Talk @ SNU Computer Science & Engineering

Jun 18, 2025·
Donghun Lee
Donghun Lee
· 2 min read
Image credit: Alpine Mag
Abstract
Directly bypassing training slowdowns for neural networks is possible, by temporarily expanding the model with learnable activations, exploring new descent directions, and then contracting back. This strategy can accelerate gradient-based training of deep learning models.
Date
Jun 18, 2025 11:00 AM — 12:00 PM
Event

For more information on the research in the talk, see the publication from AIML@K.

View Talk Details

Talk Title

Bypass Training Stagnation and Accelerate Your Deep Learning

Abstract

What would you do when your deep learning training slows down?
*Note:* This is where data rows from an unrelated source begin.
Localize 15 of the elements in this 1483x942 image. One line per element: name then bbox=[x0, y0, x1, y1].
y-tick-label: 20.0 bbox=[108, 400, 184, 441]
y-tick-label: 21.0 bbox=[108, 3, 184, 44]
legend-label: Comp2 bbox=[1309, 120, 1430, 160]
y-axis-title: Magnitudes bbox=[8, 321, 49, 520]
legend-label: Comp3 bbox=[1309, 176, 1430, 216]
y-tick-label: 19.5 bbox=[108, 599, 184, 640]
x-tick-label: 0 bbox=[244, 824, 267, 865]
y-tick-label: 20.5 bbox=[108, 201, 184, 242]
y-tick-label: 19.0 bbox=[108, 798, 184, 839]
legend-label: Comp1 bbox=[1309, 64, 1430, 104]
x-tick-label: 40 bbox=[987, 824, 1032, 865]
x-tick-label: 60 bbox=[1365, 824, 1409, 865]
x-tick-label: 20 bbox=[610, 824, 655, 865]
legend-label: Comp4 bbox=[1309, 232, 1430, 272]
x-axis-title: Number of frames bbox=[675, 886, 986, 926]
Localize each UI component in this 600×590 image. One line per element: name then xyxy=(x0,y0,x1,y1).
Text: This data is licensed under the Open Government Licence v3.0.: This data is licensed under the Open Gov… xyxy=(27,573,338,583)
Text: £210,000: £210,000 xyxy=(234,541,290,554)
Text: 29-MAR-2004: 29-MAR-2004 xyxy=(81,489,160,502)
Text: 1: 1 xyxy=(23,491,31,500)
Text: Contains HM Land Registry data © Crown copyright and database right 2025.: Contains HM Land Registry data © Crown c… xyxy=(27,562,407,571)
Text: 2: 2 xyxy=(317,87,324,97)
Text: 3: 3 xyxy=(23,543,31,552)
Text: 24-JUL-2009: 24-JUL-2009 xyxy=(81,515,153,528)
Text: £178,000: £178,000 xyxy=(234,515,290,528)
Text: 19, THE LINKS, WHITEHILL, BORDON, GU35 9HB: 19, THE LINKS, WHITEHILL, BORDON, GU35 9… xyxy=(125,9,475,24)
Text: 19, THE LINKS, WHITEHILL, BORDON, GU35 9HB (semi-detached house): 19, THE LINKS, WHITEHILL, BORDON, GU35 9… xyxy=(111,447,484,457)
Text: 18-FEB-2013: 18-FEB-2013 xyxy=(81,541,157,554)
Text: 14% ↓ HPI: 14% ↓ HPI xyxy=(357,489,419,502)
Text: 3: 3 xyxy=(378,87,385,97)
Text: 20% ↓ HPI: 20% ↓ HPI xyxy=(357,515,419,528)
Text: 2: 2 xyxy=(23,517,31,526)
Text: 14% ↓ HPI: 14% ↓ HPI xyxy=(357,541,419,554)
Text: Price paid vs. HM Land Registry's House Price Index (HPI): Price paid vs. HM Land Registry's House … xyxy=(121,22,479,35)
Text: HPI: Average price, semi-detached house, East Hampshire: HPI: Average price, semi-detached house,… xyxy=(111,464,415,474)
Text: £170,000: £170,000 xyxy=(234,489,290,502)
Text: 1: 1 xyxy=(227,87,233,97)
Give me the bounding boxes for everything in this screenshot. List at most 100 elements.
Tired of ad-hoc methods hoping for a better outcome by restarting, perturbing, or adding momentums? This talk introduces Bypass, a well-principled active method that directly rescues gradient-based optimizers from stagnation near stationary points such as saddle points and suboptimal local minima.
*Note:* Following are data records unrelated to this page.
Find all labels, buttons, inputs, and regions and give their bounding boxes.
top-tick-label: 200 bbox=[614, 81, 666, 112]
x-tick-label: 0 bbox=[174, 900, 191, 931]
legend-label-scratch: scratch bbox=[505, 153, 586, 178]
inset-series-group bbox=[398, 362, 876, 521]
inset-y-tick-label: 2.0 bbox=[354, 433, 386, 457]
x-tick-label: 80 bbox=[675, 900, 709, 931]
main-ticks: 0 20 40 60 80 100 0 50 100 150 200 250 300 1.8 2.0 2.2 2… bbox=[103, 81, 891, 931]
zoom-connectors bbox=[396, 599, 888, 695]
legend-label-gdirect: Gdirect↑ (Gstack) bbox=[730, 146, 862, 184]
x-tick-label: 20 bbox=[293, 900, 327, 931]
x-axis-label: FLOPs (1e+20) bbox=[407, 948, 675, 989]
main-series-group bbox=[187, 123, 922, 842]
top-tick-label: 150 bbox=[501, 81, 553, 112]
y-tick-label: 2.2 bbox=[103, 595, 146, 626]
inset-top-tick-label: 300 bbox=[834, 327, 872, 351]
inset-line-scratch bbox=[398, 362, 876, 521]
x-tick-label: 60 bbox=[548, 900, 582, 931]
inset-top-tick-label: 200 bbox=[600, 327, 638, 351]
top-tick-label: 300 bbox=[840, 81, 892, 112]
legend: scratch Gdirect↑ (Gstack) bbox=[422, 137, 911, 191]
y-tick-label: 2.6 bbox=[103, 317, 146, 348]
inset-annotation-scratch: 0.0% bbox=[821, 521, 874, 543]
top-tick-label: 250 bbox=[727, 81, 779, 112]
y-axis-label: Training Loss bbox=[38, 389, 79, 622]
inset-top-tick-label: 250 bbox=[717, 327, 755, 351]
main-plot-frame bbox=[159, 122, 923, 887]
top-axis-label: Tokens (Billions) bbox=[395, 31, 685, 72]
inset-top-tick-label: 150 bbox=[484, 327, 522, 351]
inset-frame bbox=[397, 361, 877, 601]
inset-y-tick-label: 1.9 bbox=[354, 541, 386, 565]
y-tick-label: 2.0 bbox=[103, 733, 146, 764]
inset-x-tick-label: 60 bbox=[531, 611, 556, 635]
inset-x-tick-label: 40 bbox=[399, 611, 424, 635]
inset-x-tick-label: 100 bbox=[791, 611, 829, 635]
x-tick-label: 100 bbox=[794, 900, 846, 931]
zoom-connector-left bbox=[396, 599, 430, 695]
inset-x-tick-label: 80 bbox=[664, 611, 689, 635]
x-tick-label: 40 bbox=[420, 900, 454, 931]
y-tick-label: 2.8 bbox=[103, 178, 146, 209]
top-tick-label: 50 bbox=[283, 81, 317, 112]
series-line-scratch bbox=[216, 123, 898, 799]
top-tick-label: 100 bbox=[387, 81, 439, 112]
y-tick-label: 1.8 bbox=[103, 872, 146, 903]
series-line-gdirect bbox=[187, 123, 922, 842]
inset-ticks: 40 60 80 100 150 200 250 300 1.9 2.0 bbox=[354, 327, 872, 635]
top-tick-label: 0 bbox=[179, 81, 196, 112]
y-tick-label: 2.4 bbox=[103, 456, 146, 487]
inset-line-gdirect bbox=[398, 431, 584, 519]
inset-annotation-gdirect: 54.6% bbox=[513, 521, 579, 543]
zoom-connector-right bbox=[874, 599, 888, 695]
Bypass uses a simple yet powerful idea: temporarily extend the model, explore new directions in this richer space, and then contract back to the original architecture while preserving the learned function. This extension-contraction principle is mathematically well-grounded, requiring no explicit identification of stationary regions, and is easy to implement in standard training pipelines. I will present both the mathematical foundation and algorithmic design of the Bypass pipeline, explain how algebraic constraints can enforce a safe return to the original model, and show how this method can naturally unlock new descent paths to gradient-based optimizers. Empirical validations on regression and classification tasks demonstrate that Bypass consistently leads to better training, and surprisingly, improved generalization as well.

Bypass also offers a new lens on neural network morphism and neural architecture search, suggesting ways to navigate model space dynamically during training. Whether your specialty is in optimization theory, dynamics of deep learning models, or practical improvements of deep learning applications, this talk will be of interest to you, since Bypass is a versatile method that integrates naturally with existing model architectures and optimizers.